I'm trying to create several dataframes using the code below. My problem is the following, I have a list of names (lista_names), one dataframe (df1), and I would like to create one dataframe for each name in my list. In each of these new dataframes, one of the columns would be the Levenshtein distance between one name in my list and all names in the dataframe df1. Thus, in the end I would have n new dataframes, where n is the number of names in my list. Here is my code:
lev = pd.DataFrame({'Levenshtein':0,'n_ordem':0,'nome_ea':'a','nome_censo':'a'}, index = [1])

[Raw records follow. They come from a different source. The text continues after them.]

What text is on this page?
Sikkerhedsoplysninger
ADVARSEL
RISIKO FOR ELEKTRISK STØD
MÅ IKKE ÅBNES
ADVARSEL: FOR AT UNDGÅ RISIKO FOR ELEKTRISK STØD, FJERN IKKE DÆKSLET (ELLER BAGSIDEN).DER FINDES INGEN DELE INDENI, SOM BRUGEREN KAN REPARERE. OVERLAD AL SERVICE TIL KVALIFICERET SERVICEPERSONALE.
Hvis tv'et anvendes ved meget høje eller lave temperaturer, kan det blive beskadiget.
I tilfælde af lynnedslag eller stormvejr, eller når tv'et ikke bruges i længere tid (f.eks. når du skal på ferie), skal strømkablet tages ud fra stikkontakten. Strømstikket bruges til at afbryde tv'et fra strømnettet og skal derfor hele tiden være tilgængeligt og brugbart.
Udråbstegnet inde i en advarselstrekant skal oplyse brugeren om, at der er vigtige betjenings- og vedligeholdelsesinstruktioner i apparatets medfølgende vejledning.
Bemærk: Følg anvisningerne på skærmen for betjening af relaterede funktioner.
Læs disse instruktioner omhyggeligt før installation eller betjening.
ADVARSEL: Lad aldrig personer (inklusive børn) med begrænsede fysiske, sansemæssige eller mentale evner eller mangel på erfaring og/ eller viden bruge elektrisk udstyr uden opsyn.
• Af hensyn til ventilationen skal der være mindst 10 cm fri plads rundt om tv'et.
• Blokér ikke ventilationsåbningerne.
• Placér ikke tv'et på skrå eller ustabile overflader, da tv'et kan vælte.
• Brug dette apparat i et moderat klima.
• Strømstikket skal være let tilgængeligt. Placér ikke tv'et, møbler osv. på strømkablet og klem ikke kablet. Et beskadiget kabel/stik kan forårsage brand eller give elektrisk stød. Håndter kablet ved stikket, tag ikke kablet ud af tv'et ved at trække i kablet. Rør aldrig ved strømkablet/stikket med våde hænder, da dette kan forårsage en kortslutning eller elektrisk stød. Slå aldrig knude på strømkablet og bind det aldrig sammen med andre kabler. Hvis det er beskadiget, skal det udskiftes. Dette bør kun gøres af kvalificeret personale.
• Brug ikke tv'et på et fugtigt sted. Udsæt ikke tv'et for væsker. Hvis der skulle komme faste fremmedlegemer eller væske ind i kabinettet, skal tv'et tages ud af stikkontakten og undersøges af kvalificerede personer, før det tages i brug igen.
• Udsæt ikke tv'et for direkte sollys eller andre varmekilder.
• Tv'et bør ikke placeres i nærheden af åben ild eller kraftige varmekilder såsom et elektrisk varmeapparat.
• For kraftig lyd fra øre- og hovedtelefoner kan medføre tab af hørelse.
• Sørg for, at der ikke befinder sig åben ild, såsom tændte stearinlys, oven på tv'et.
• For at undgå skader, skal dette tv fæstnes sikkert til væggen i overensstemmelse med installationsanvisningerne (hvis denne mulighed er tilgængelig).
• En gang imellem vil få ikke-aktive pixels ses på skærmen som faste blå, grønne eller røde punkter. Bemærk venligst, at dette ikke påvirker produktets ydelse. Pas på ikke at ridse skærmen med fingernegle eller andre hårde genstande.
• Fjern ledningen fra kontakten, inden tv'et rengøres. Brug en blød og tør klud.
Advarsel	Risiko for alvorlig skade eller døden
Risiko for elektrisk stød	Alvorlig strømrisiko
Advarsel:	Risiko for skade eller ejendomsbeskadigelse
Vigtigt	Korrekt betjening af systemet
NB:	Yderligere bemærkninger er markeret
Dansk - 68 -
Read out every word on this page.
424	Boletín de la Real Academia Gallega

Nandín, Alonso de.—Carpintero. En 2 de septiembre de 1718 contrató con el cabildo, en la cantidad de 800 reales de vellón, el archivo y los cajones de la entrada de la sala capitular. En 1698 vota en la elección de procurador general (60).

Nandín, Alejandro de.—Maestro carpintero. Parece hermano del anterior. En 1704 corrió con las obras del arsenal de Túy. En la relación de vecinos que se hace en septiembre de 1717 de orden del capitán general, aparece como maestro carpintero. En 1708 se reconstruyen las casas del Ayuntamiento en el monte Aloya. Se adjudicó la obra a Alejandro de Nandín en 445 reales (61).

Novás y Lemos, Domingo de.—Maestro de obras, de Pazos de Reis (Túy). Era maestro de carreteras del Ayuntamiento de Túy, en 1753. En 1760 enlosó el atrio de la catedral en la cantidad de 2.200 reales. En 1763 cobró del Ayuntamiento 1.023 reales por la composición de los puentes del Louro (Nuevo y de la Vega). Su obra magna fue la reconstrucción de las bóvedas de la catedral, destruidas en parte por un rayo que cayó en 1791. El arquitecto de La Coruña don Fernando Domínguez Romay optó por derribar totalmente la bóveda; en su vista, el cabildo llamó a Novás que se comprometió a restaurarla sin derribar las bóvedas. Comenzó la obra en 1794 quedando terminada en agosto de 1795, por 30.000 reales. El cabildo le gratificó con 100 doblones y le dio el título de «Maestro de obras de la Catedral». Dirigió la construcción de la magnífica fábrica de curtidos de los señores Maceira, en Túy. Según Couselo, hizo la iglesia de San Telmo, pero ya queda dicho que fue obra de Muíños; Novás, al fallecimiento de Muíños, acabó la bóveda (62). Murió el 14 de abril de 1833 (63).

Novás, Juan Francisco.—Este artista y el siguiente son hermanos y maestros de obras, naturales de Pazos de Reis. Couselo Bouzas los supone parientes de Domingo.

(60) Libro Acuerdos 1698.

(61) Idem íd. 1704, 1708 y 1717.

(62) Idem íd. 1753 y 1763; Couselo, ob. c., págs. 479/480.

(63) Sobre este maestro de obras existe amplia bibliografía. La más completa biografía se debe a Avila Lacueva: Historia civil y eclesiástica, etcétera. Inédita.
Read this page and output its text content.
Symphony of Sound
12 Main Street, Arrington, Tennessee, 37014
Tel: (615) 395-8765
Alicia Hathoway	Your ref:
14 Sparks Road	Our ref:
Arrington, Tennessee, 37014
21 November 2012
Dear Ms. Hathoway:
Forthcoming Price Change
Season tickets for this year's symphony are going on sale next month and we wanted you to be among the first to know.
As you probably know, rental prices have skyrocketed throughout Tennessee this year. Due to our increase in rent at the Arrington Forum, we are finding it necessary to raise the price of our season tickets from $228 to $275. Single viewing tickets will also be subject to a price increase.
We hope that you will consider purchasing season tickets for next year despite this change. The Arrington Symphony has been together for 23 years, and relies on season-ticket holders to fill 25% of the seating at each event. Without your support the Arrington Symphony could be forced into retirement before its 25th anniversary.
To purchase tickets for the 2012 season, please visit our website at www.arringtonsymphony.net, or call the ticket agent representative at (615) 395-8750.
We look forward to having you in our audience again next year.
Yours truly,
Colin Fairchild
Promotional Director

for i in range(0,len(lista_names)):
for k in range(0,len(df1)):
if isinstance(df1['nome_comp'][k],str):
if Levenshtein.distance(lista_names[i], df1['nome_comp'][k])<=21:
lev = lev.append({'Levenshtein':Levenshtein.distance(lista_names[i], df1['nome_comp'][k]),
'n_ordem': df1['n_ordem'][k], 'nome_ea': lista_names[i],'nome_censo': df1['nome_comp'][k]},
ignore_index = True)
lev.drop(0, axis=0, inplace = True)
lev.to_csv('levenshtein.csv')
Although this solution works, it is too slow and it fails to build the csv file even after 2 days running in my PC. Is there a way to make it faster?
Edit1: n=291